Philippe Wilmouth, lui, y voit pour les oubliés une triple mort : « A leur mort physique s’ajoutent la non-reconnaissance de leur qualité de victime du nazisme par la non-attribution de la mention “Mort pour la France” et le risque d’oubli en n’étant pas répertoriés sur le Mur des noms. » Frédérique Neau-Dufour rappelle que « chacun est libre de demander en 2026 une mention Mort pour la France pour quelqu’un qui a disparu pendant la guerre. Des centaines de nouveaux Morts pour la France sont ainsi créées chaque année, à la demande de familles ou d’associations et nous avons plaisir à les intégrer dans notre base et notre monument. » Elle invite Philippe Wilmouth à apporter sa pierre à l’édifice : « Nous nous réjouirions de cette collaboration, qui ferait progresser notre cause commune. »
Un monument inauguré en septembre
Le Mur des noms est situé au Mémorial d’Alsace-Moselle à Schirmeck. Le bâtiment de 290 m2 qui l’abrite, débuté en octobre 2024, a été imaginé par l’architecte Benoît Zeimett. Mais il s’agit avant tout d’un outil numérique interactif. Aucun nom ne sera ainsi gravé dans la pierre. Les patronymes défileront sur trois murs intérieurs, selon la catégorie dont ils relèvent. Le visiteur pourra interagir avec les noms, mais aussi accéder à des données historiques et à des récits de vie qui rendent leur humanité aux personnes disparues. Il sera possible d’appeler un nom depuis la borne centrale. D’autres bornes interactives permettront de consulter des fiches individuelles. Des parcours individuels, illustrés de photos et d’archives, côtoieront les témoignages des descendants.

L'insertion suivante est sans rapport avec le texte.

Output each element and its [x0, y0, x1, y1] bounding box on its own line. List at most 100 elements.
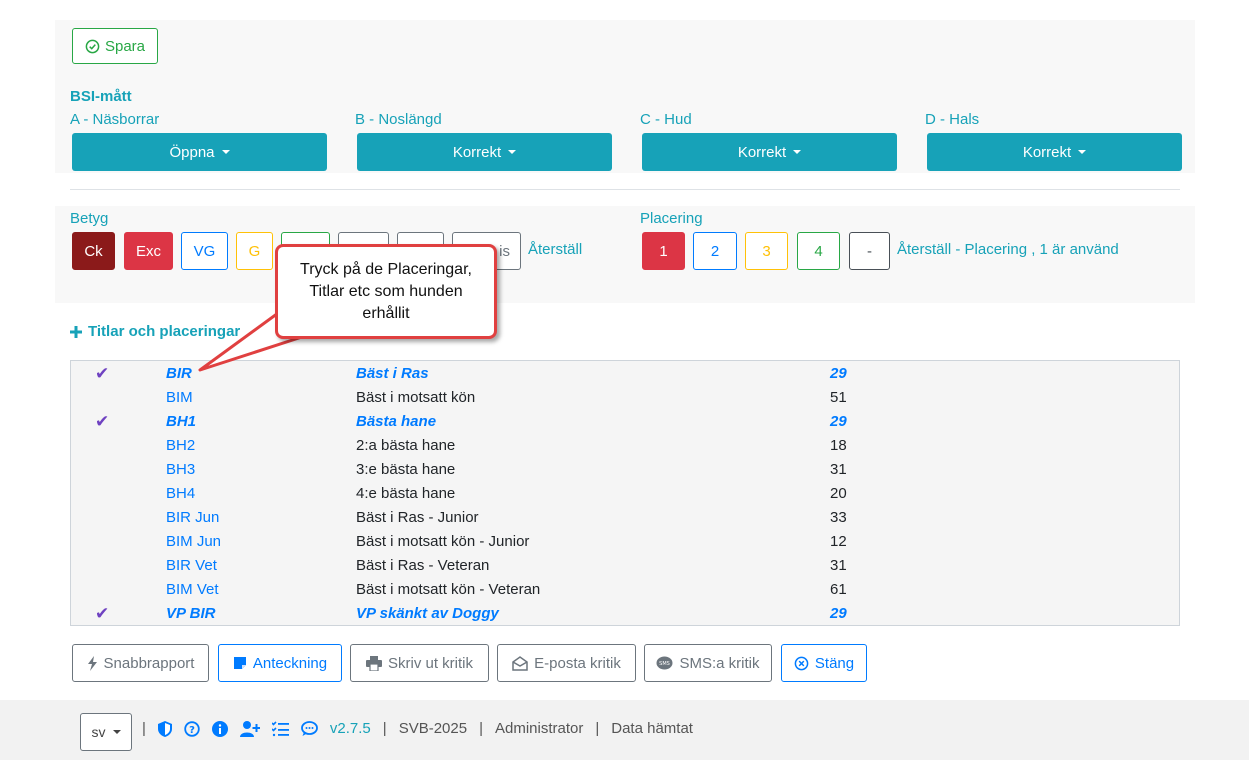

La base de données, évolutive, compte aujourd’hui quelque 44 712 noms de natifs de Moselle, du Bas-Rhin ou du Haut-Rhin, ou y résidant en 1939, morts à cause de la guerre, avec mention “mort pour la France” pour les incorporés de force. Cela se décompose de la manière suivante : 28 343 incorporés de force porteurs de la mention Mort pour la France ; 3 727 combattants sous uniforme français, 1 179 résistants, 7 693 victimes civiles, 3 875 victimes de la Shoah, 17 homosexuels, 14 témoins de Jéhovah, 38 malades psychiatriques, 61 Tziganes et nomades. Une personne peut apparaître dans plusieurs catégories. Ces noms sont d’ores et déjà accessibles sur le site memoires.grandest.fr.